Austin. If you say another word, I shall hate you! If you won't control yourself, I must make you, as well as keep my own sane balance. You have insulted my love for you to-night as you've never done before; you've struck at my own ideal of you; you've almost done, in a word, what I warned you you might do—kill the love I have for you!

Jinny. [Frightened.] Jack!

Austin. I mean what I say!

Jinny. [In tears.] That—that you—you don't love me?

Austin. That is not what I said, but I tell you now that since I first began to care for you, never have I loved you so little as I do to-night.

Jinny. [With an effort at angry justification.] And suppose I tell you it is your own fault, because you haven't treated me—

Austin. [Interrupting her.] Like a child, instead of a woman!

Jinny. No, because you've kept part of yourself from me, and that part you've given—

Austin.
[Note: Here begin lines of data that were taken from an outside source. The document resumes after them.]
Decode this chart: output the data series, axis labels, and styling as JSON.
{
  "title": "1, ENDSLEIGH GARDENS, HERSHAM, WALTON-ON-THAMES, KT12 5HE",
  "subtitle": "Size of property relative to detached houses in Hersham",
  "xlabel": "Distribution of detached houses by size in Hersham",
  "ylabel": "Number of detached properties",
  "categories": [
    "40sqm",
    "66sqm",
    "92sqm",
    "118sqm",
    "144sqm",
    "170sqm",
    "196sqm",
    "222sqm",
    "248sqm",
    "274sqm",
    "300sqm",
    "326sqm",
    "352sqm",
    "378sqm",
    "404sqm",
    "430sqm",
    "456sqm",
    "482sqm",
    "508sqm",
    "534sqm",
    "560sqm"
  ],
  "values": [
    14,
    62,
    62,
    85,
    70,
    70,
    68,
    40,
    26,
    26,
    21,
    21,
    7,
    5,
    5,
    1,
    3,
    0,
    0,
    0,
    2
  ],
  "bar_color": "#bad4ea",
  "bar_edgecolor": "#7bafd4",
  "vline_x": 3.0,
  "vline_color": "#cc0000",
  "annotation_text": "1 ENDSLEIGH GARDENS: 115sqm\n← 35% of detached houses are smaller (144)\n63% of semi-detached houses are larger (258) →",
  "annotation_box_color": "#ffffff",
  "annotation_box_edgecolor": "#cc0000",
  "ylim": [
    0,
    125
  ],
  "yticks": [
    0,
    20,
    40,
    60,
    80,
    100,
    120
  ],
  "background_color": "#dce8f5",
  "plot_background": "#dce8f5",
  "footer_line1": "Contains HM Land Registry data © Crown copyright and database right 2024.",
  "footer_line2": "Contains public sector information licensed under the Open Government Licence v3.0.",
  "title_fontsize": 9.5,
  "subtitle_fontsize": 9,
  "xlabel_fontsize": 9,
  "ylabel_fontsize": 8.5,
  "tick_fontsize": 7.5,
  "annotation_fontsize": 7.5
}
For God's sake, stop! [A pause—Jinny is now thoroughly frightened; slowly she comes to her senses.] Do you want a rupture for good between us? [No answer.] Can't you see what I tell you is true? That I can't bear any more to-night? That if you keep on you will rob me of every bit of love I have for you, just as you've already robbed me of the woman I thought you were?

Jinny. "Already!" No, no, Jack, don't say that. Oh, what have I done!